When I first moved in, my apartment had no gas. It had water and electricity but no gas — my stove and oven were not functional. When I signed my lease, the guy from the management company told me I could call ConEd when I moved in and have them switch on the gas, it’d take a day. I took his word for it. It turned into a five-month fiasco. The apartment had been vacant for more than 6 months before I moved in, so ConEd had to come inspect it, and unlock the apartment’s gas line in the basement. That took months. Then the oven wasn’t working and someone else had to come fix that. I moved in in late April of 2021, and my stove did not work until late September 2021. Fives months. Five months. Couldn’t cook anything. For some New Yorkers, perhaps richer, more glamorous Carrie Bradshaw types, this wouldn’t have mattered. But for me, it was a nightmare. I went through a breakup and couldn’t even bake my woes away. Throughout this time, the building manager changed six times. Each time a new guy started, I had to basically restart the process, brief them on where I was in the situation, connect them with ConEd... It was insane. I was always badgering the Building Manager of the Week via text message, calling ConEd to set up appointments and expedite approvals and paperwork, using free consultations with lawyers to determine whether or not I had to pay rent for an apartment that I was led to believe was ready to be lived in but in fact was yet uninhabitable, and whether I was allowed to move in under false pretenses (but what a hassle to elevate something in housing court).
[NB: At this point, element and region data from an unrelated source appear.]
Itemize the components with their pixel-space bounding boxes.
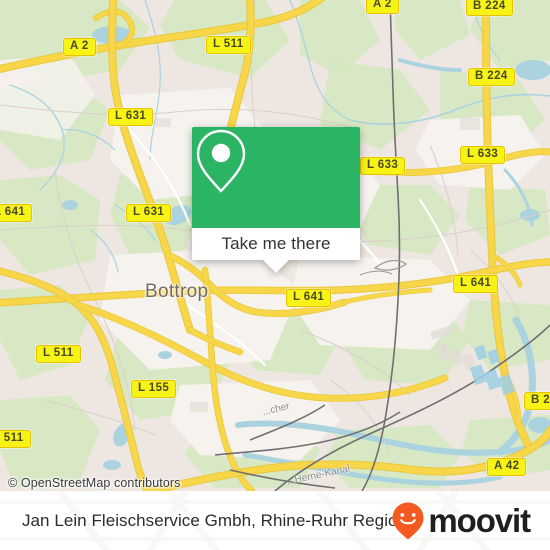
moovit-wordmark: moovit: [428, 502, 531, 539]
map-screenshot: .land{fill:#efe8e2} .green{fill:#d3e8c0;…: [0, 0, 550, 550]
place-title: Jan Lein Fleischservice Gmbh, Rhine-Ruhr…: [22, 510, 408, 530]
road-shield: L 631: [108, 108, 154, 126]
road-shield: B 224: [468, 68, 515, 86]
road-shield: A 42: [487, 458, 527, 476]
road-shield: A 2: [366, 0, 399, 14]
popup-tail: [263, 260, 289, 273]
road-shield: L 633: [460, 146, 506, 164]
popup-action-button[interactable]: Take me there: [192, 228, 360, 260]
road-shield: A 2: [63, 38, 96, 56]
popup-header: [192, 127, 360, 228]
map-popup[interactable]: Take me there: [192, 127, 360, 273]
road-shield: B 224: [466, 0, 513, 16]
popup-action-label: Take me there: [221, 234, 331, 253]
road-shield: L 511: [206, 36, 251, 54]
road-shield: L 631: [126, 204, 172, 222]
map-canvas[interactable]: .land{fill:#efe8e2} .green{fill:#d3e8c0;…: [0, 0, 550, 491]
road-shield: L 155: [131, 380, 177, 398]
road-shield: L 641: [453, 275, 499, 293]
moovit-logo[interactable]: moovit: [391, 491, 531, 550]
moovit-smiley-pin-icon: [392, 502, 424, 539]
road-shield: L 641: [286, 289, 332, 307]
road-shield: L 633: [360, 157, 406, 175]
road-shield: L 511: [36, 345, 81, 363]
road-shield: L 641: [0, 204, 33, 222]
road-shield: L 511: [0, 430, 31, 448]
footer-bar: Jan Lein Fleischservice Gmbh, Rhine-Ruhr…: [0, 491, 550, 550]
location-pin-icon: [196, 129, 246, 193]
place-label-bottrop: Bottrop: [145, 281, 209, 302]
road-shield: B 224: [524, 392, 550, 410]
osm-attribution[interactable]: © OpenStreetMap contributors: [8, 476, 181, 490]
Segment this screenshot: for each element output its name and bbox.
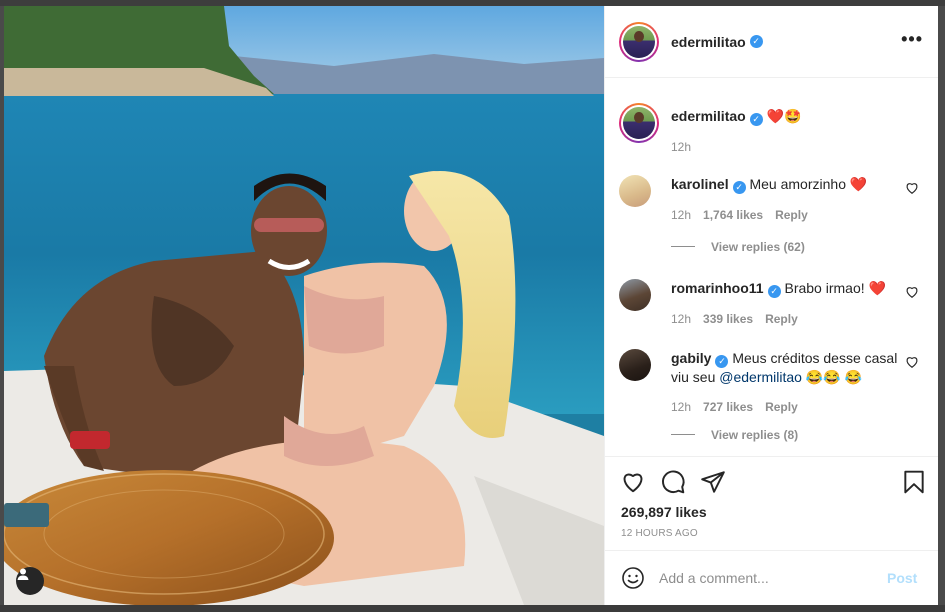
comment-time: 12h: [671, 311, 692, 326]
comment-emojis: 😂😂 😂: [801, 368, 863, 385]
comment-text: Brabo irmao! ❤️: [784, 280, 886, 296]
backdrop: [0, 605, 945, 612]
heart-icon[interactable]: [620, 469, 646, 495]
author-avatar[interactable]: [619, 103, 659, 143]
reply-button[interactable]: Reply: [775, 208, 808, 222]
caption-time: 12h: [671, 139, 692, 154]
author-avatar[interactable]: [619, 21, 659, 62]
comment-like-icon[interactable]: [905, 181, 919, 195]
verified-icon: ✓: [715, 354, 729, 368]
comment-username[interactable]: gabily: [671, 350, 711, 366]
view-replies-button[interactable]: View replies (62): [671, 240, 929, 254]
author-username[interactable]: edermilitao: [671, 34, 746, 50]
comment-likes[interactable]: 727 likes: [703, 400, 753, 414]
comment-time: 12h: [671, 207, 692, 222]
comment: romarinhoo11 ✓ Brabo irmao! ❤️ 12h 339 lik…: [619, 279, 929, 326]
comment-mention[interactable]: @edermilitao: [719, 369, 802, 385]
post-comment-button[interactable]: Post: [887, 570, 917, 586]
view-replies-button[interactable]: View replies (8): [671, 428, 929, 442]
post-modal: edermilitao ✓ ••• edermilitao✓ ❤️🤩 12h: [4, 6, 938, 605]
reply-button[interactable]: Reply: [765, 400, 798, 414]
verified-icon: ✓: [749, 112, 763, 126]
comment-likes[interactable]: 1,764 likes: [703, 208, 763, 222]
emoji-icon[interactable]: [621, 566, 645, 590]
more-icon[interactable]: •••: [901, 30, 923, 48]
comments-list: edermilitao ✓ ❤️🤩 12h karolinel ✓ Meu amor…: [605, 79, 938, 455]
bookmark-icon[interactable]: [901, 469, 927, 495]
comment-username[interactable]: romarinhoo11: [671, 280, 764, 296]
post-sidebar: edermilitao ✓ ••• edermilitao✓ ❤️🤩 12h: [604, 6, 938, 605]
commenter-avatar[interactable]: [619, 175, 651, 207]
comment-time: 12h: [671, 399, 692, 414]
commenter-avatar[interactable]: [619, 279, 651, 311]
comment-likes[interactable]: 339 likes: [703, 312, 753, 326]
scroll-fade: [605, 447, 938, 455]
photo-illustration: [4, 6, 604, 605]
post-actions: 269,897 likes 12 HOURS AGO: [605, 456, 938, 550]
comment: karolinel ✓ Meu amorzinho ❤️ 12h 1,764 lik…: [619, 175, 929, 254]
post-photo[interactable]: [4, 6, 604, 605]
user-tag-button[interactable]: [16, 567, 44, 595]
reply-button[interactable]: Reply: [765, 312, 798, 326]
verified-icon: ✓: [749, 35, 763, 48]
add-comment-input[interactable]: [659, 570, 879, 586]
comment-icon[interactable]: [660, 469, 686, 495]
comment-username[interactable]: karolinel: [671, 176, 729, 192]
comment-like-icon[interactable]: [905, 355, 919, 369]
post-header: edermilitao ✓ •••: [605, 6, 938, 78]
post-timestamp: 12 HOURS AGO: [621, 528, 698, 539]
comment-like-icon[interactable]: [905, 285, 919, 299]
like-count[interactable]: 269,897 likes: [621, 504, 707, 520]
commenter-avatar[interactable]: [619, 349, 651, 381]
caption-text: ❤️🤩: [766, 108, 802, 124]
caption: edermilitao ✓ ❤️🤩 12h: [619, 99, 929, 154]
add-comment-bar: Post: [605, 550, 938, 605]
comment: gabily ✓ Meus créditos desse casal viu se…: [619, 349, 929, 442]
comment-text: Meu amorzinho ❤️: [749, 176, 868, 192]
share-icon[interactable]: [700, 469, 726, 495]
verified-icon: ✓: [732, 180, 746, 194]
caption-username[interactable]: edermilitao: [671, 108, 746, 124]
user-tag-icon: [17, 568, 29, 580]
verified-icon: ✓: [767, 284, 781, 298]
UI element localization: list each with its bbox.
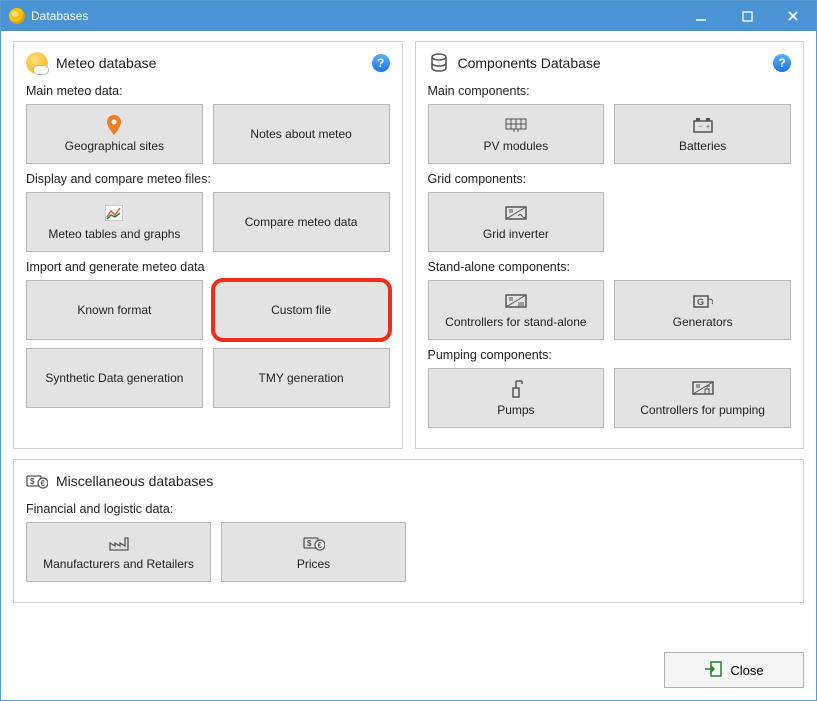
factory-icon <box>109 533 129 553</box>
chart-icon <box>105 203 123 223</box>
tile-label: PV modules <box>484 139 549 153</box>
controllers-pumping-button[interactable]: Controllers for pumping <box>614 368 791 428</box>
money-icon: $€ <box>26 470 48 492</box>
map-pin-icon <box>106 115 122 135</box>
svg-text:$: $ <box>307 539 312 548</box>
tile-label: Geographical sites <box>65 139 164 153</box>
generator-icon: G <box>693 291 713 311</box>
help-icon[interactable]: ? <box>372 54 390 72</box>
meteo-panel: Meteo database ? Main meteo data: Geogra… <box>13 41 403 449</box>
database-icon <box>428 52 450 74</box>
tile-label: Pumps <box>497 403 534 417</box>
tile-label: Manufacturers and Retailers <box>43 557 194 571</box>
manufacturers-button[interactable]: Manufacturers and Retailers <box>26 522 211 582</box>
exit-icon <box>704 661 722 680</box>
tile-label: Grid inverter <box>483 227 549 241</box>
content-area: Meteo database ? Main meteo data: Geogra… <box>1 31 816 652</box>
custom-file-button[interactable]: Custom file <box>213 280 390 340</box>
svg-text:−: − <box>698 124 702 131</box>
pumps-button[interactable]: Pumps <box>428 368 605 428</box>
components-title: Components Database <box>458 55 766 71</box>
tile-label: Meteo tables and graphs <box>48 227 180 241</box>
app-icon <box>9 8 25 24</box>
svg-text:+: + <box>706 124 710 131</box>
meteo-sec3-label: Import and generate meteo data <box>26 260 390 274</box>
comp-sec1-label: Main components: <box>428 84 792 98</box>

So now I don’t like to be annoying if I don’t have to (even though Ruben had literally nothing to do with any of this, and has no knowledge of it now). Thus, I cooked in a dark kitchen and let my tub drip for months and months, occasionally spraying the rust-colored spot it left with cancerous-smelling Iron Out.
Ruben fixed my tub as well and had me sign a document that said he fixed the two things I asked him to fix, to be sent to building management. His handwriting is loopy and neat — I recognize it from signs that get posted around the building. “Don’t buzz in unknown people,” “Dryer not working,” “No elevator service to 3rd floor until” and then the bottom with the date was folded under the sign, because the date that the third floor was supposed to have restored service had come and gone. Sucks for them. I have lately noticed him writing his notes on a paper with various dogs around its border. I’m sure it’s just all he has right now, but I think it’s very funny.